A Luminex assay is a magnetic bead-based immunoassay that utilizes principles similar to traditional sandwich ELISA assays. Color-coded beads are internally dyed with distinct proportions of fluorophores, each corresponding to a different bead region or spectral signature. With its multiplexing capacities, assays such as Luminex cytokine assays can detect and quantify up to 100 biomarkers in a single assay volume.. Evaluating multiple cytokines provides a comprehensive picture of disease and normal biological functioning.
Using Luminex ELISA multiplex assays has several advantages in the process of drug discovery and development. Luminex assays save time and money, are flexible, accurate, and provide an extensive range of analyte detection. Hence, the following are ten tips for creating an excellent Luminex cytokine assay and Luminex ELISA multiplex assay.
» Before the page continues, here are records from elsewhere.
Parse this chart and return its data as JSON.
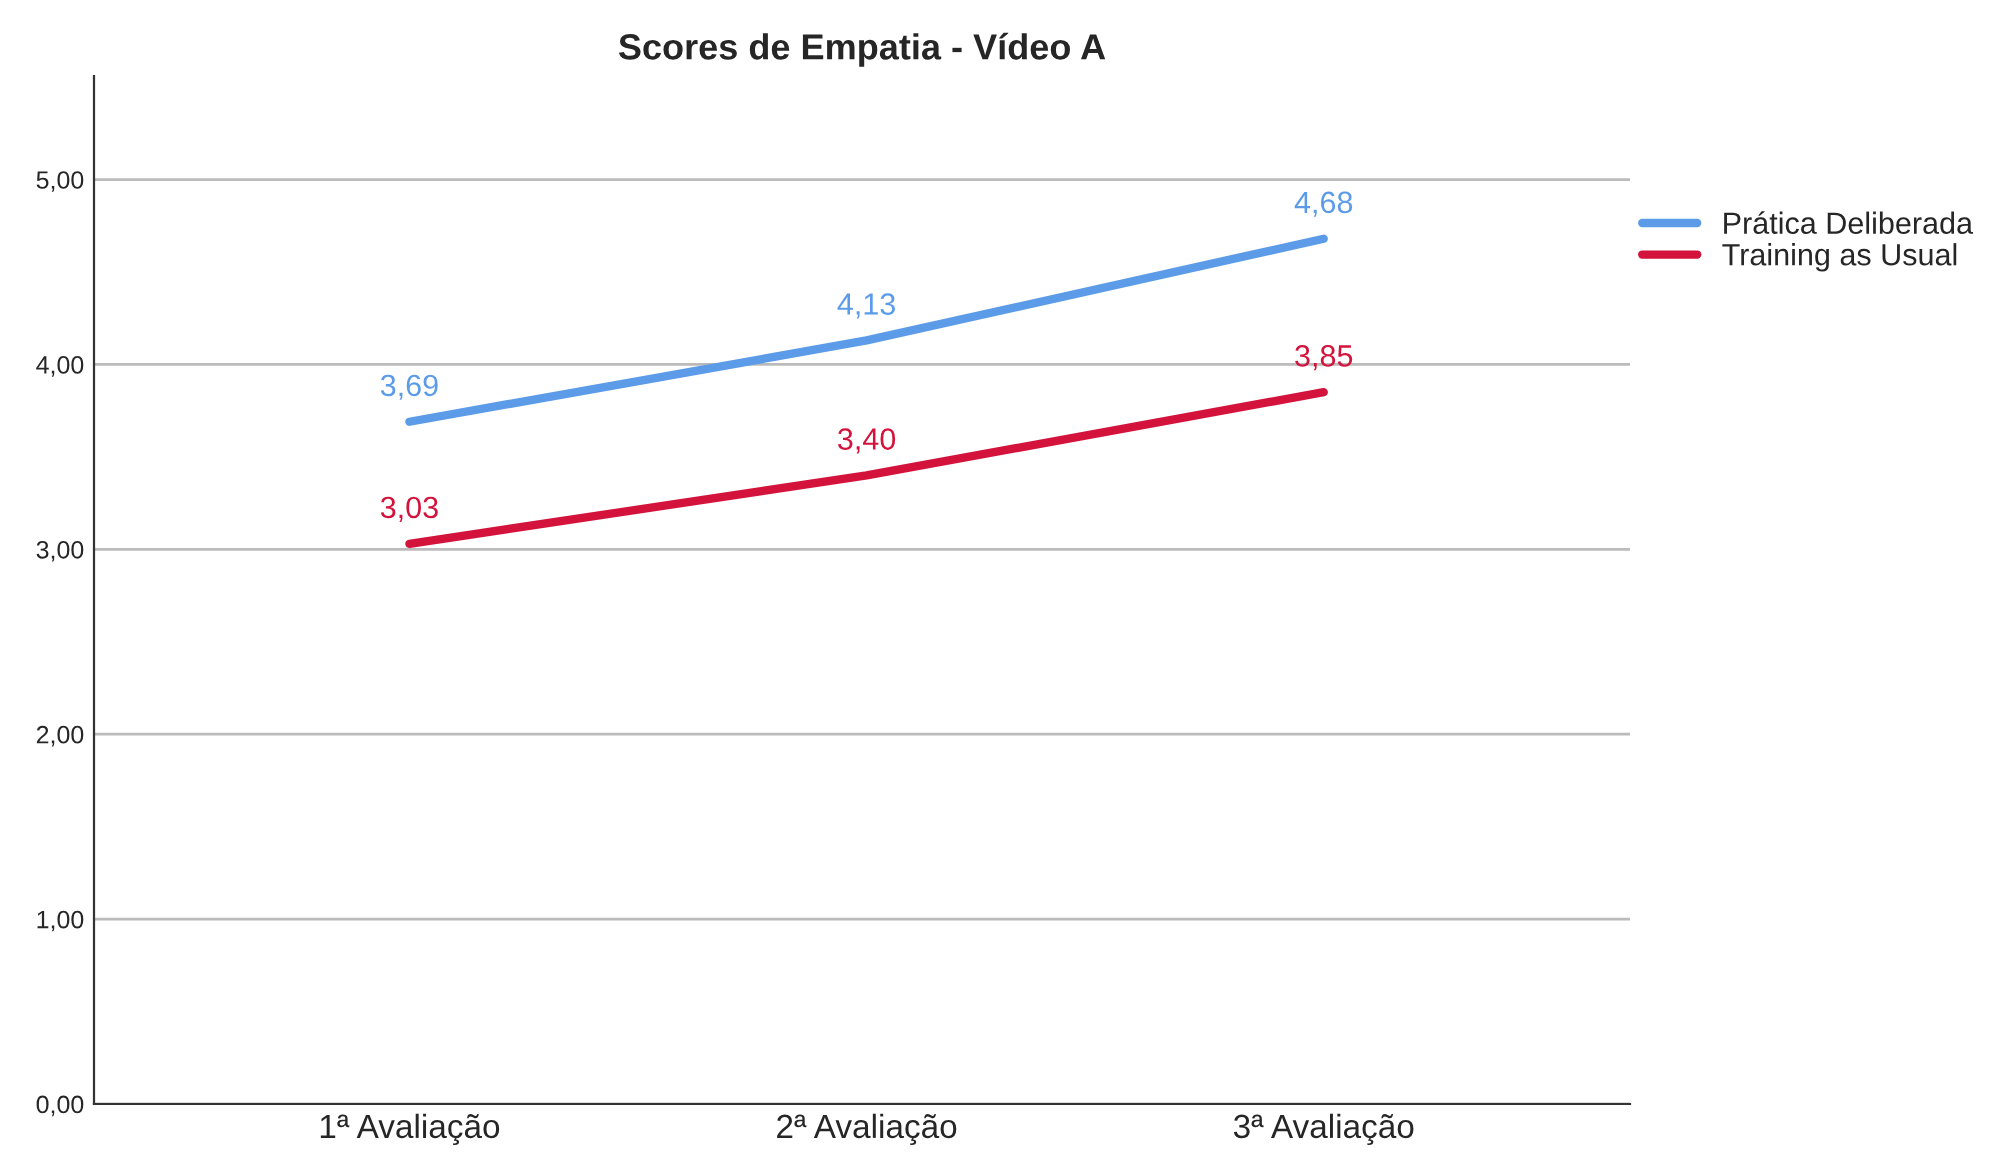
{
  "chart_data": {
    "type": "line",
    "title": "Scores de Empatia - Vídeo A",
    "categories": [
      "1ª Avaliação",
      "2ª Avaliação",
      "3ª Avaliação"
    ],
    "series": [
      {
        "name": "Prática Deliberada",
        "color": "#5b9be8",
        "values": [
          3.69,
          4.13,
          4.68
        ],
        "value_labels": [
          "3,69",
          "4,13",
          "4,68"
        ]
      },
      {
        "name": "Training as Usual",
        "color": "#d4133c",
        "values": [
          3.03,
          3.4,
          3.85
        ],
        "value_labels": [
          "3,03",
          "3,40",
          "3,85"
        ]
      }
    ],
    "ylim": [
      0,
      5.56
    ],
    "yticks": [
      {
        "value": 0,
        "label": "0,00"
      },
      {
        "value": 1,
        "label": "1,00"
      },
      {
        "value": 2,
        "label": "2,00"
      },
      {
        "value": 3,
        "label": "3,00"
      },
      {
        "value": 4,
        "label": "4,00"
      },
      {
        "value": 5,
        "label": "5,00"
      }
    ],
    "grid": "y",
    "legend": "top right",
    "marker": "none",
    "line_style": "solid"
  }
}
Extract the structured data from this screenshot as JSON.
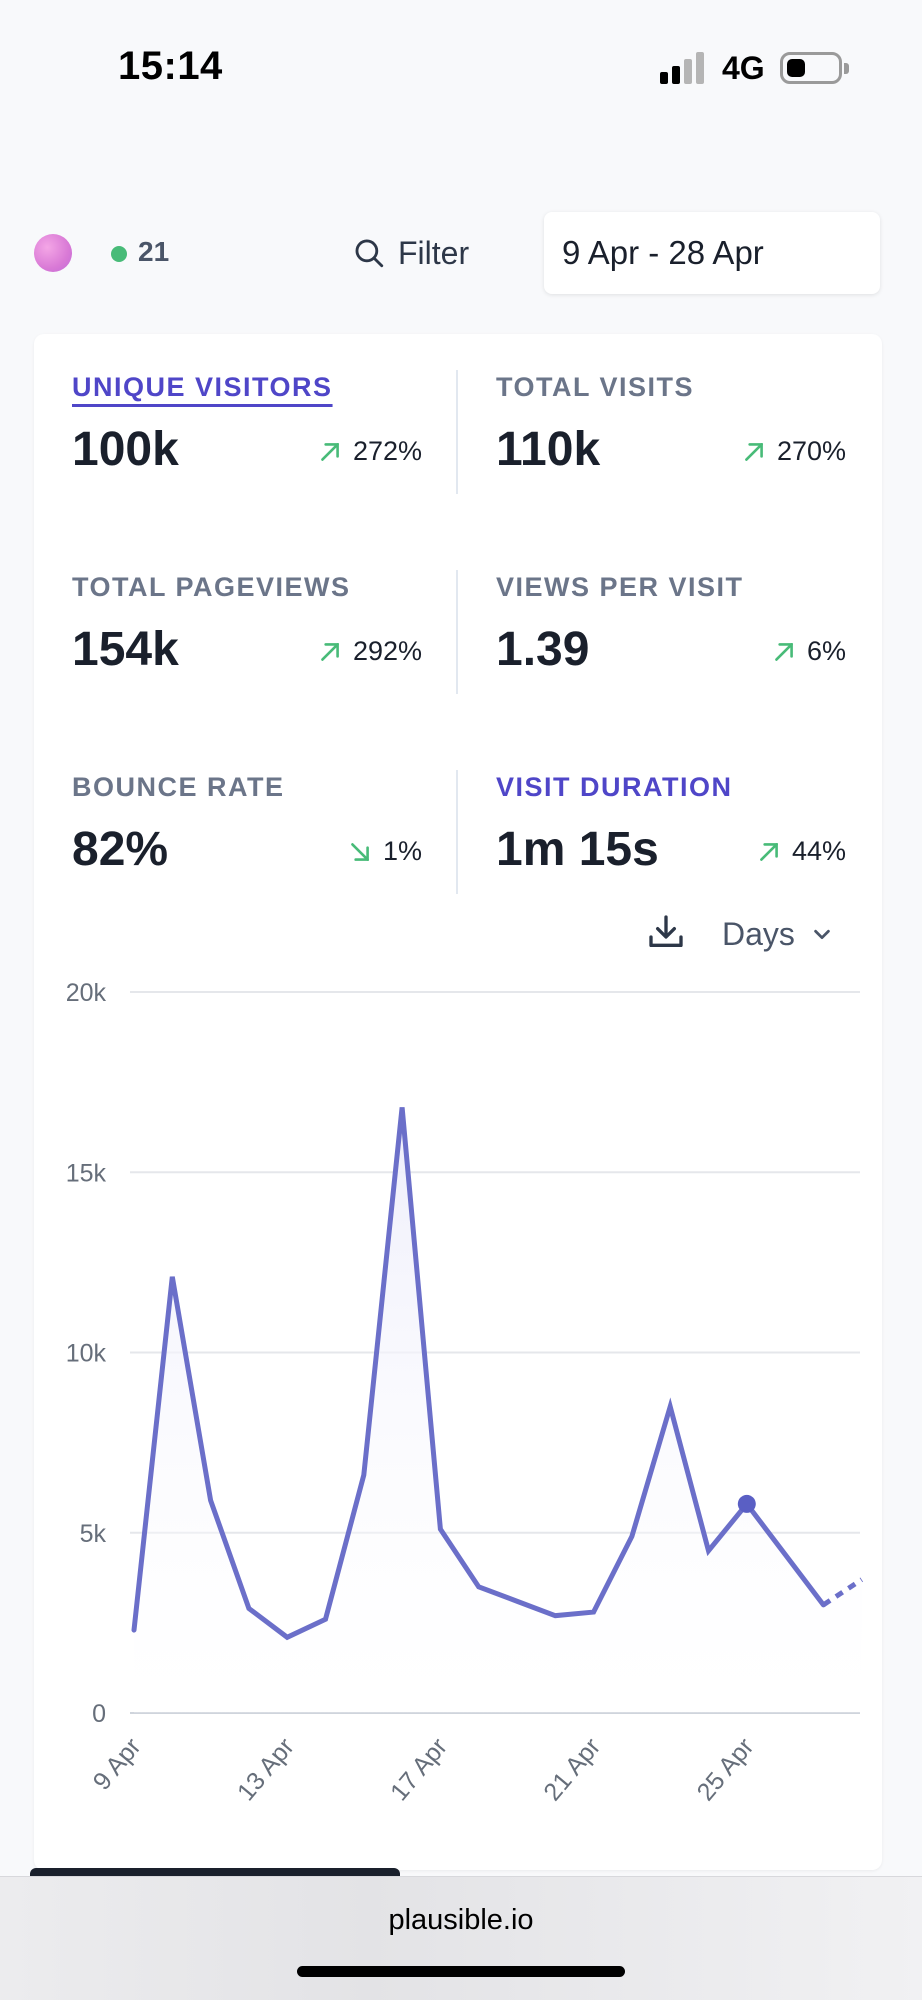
{
  "status_bar": {
    "time": "15:14",
    "network": "4G"
  },
  "header": {
    "live_visitors": "21",
    "filter_label": "Filter",
    "date_range": "9 Apr - 28 Apr"
  },
  "metrics": [
    {
      "label": "UNIQUE VISITORS",
      "value": "100k",
      "change": "272%",
      "direction": "up"
    },
    {
      "label": "TOTAL VISITS",
      "value": "110k",
      "change": "270%",
      "direction": "up"
    },
    {
      "label": "TOTAL PAGEVIEWS",
      "value": "154k",
      "change": "292%",
      "direction": "up"
    },
    {
      "label": "VIEWS PER VISIT",
      "value": "1.39",
      "change": "6%",
      "direction": "up"
    },
    {
      "label": "BOUNCE RATE",
      "value": "82%",
      "change": "1%",
      "direction": "down"
    },
    {
      "label": "VISIT DURATION",
      "value": "1m 15s",
      "change": "44%",
      "direction": "up"
    }
  ],
  "chart_controls": {
    "interval_label": "Days"
  },
  "colors": {
    "accent": "#4f46c8",
    "line": "#6b6fc9",
    "positive": "#48bb78",
    "fill": "#eeeefb"
  },
  "chart_data": {
    "type": "line",
    "title": "",
    "xlabel": "",
    "ylabel": "",
    "ylim": [
      0,
      20000
    ],
    "y_ticks": [
      "0",
      "5k",
      "10k",
      "15k",
      "20k"
    ],
    "y_tick_values": [
      0,
      5000,
      10000,
      15000,
      20000
    ],
    "x_tick_labels": [
      "9 Apr",
      "13 Apr",
      "17 Apr",
      "21 Apr",
      "25 Apr"
    ],
    "x_tick_indices": [
      0,
      4,
      8,
      12,
      16
    ],
    "categories": [
      "9 Apr",
      "10 Apr",
      "11 Apr",
      "12 Apr",
      "13 Apr",
      "14 Apr",
      "15 Apr",
      "16 Apr",
      "17 Apr",
      "18 Apr",
      "19 Apr",
      "20 Apr",
      "21 Apr",
      "22 Apr",
      "23 Apr",
      "24 Apr",
      "25 Apr",
      "26 Apr",
      "27 Apr",
      "28 Apr"
    ],
    "series": [
      {
        "name": "Unique visitors",
        "values": [
          2300,
          12100,
          5900,
          2900,
          2100,
          2600,
          6600,
          16800,
          5100,
          3500,
          3100,
          2700,
          2800,
          4900,
          8500,
          4500,
          5800,
          4400,
          3000,
          3700
        ]
      }
    ],
    "highlighted_index": 16,
    "incomplete_from_index": 18
  }
}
- Use multichannel pipettes for Luminex analysis. They can accelerate the plating process and provide consistent data. Hold the pipette at an angle while pipetting. Also, avoid touching the bottom. Although the same pipette tips can be used for the same replicate, change the pipette tip for different standards or samples to control contamination.
- Bring all reagents to room temperature before beginning with Luminex elisa assay, unless samples are needed to be kept cold.
- Controls and standards are for single-use. They should not be frozen or aliquoted.
- Researchers must opt for automatic plate washers for consistent results. During the washing step, whether manually or through a plate washer, add a 30-sec soak window to allow the wash buffer sometime between washes.
- Strictly follow incubation times. As a general rule, the incubation time must vary less than +/- 5 mins of incubation time.
- Before use or dilution, centrifuge all frozen and fresh samples at 16000 * g for 4 mins. This step must be performed on the day of the assay.
- Always run samples in triplicates or at least duplicates. This replication provides enough statistical data to validate the sample results. Average each reading for control, standard, and study sample and subtract the blank medical fluorescence intensity value.
- Precision is a crucial parameter for any bioanalytical assay. Precision is the ability of an assay to produce reproducible results between and within assays. There are two primary types of precision, inter-assayand intra-assay precision. The coefficient of variation is the measure of assay precision. Moreover, the coefficient of variation for Luminex ELISA assays must be ≤ 20%.
- False-positive results can be a significant challenge for the drug discovery process. A false positive means the assay has detected an undetectable analyte. Researchers must perform linearity experiments to identify false-positive results. While running back-calculation concentration and multiple dilutions, the sample values should be consistent. If the value increases with an increase in dilutions, the assay has issues with specificity. Hence, ensure linearity of dilution is used to assess false positive signals.
- Validation in the matrix of choice is of utmost importance while developing a Luminex ELISA assay. Generally, Luminex kits are validated for plasma and cell culture supernatants. Hence, if a different sample matrix is used in Luminex analysis, researchers must develop and validate the assay in their choice of a matrix.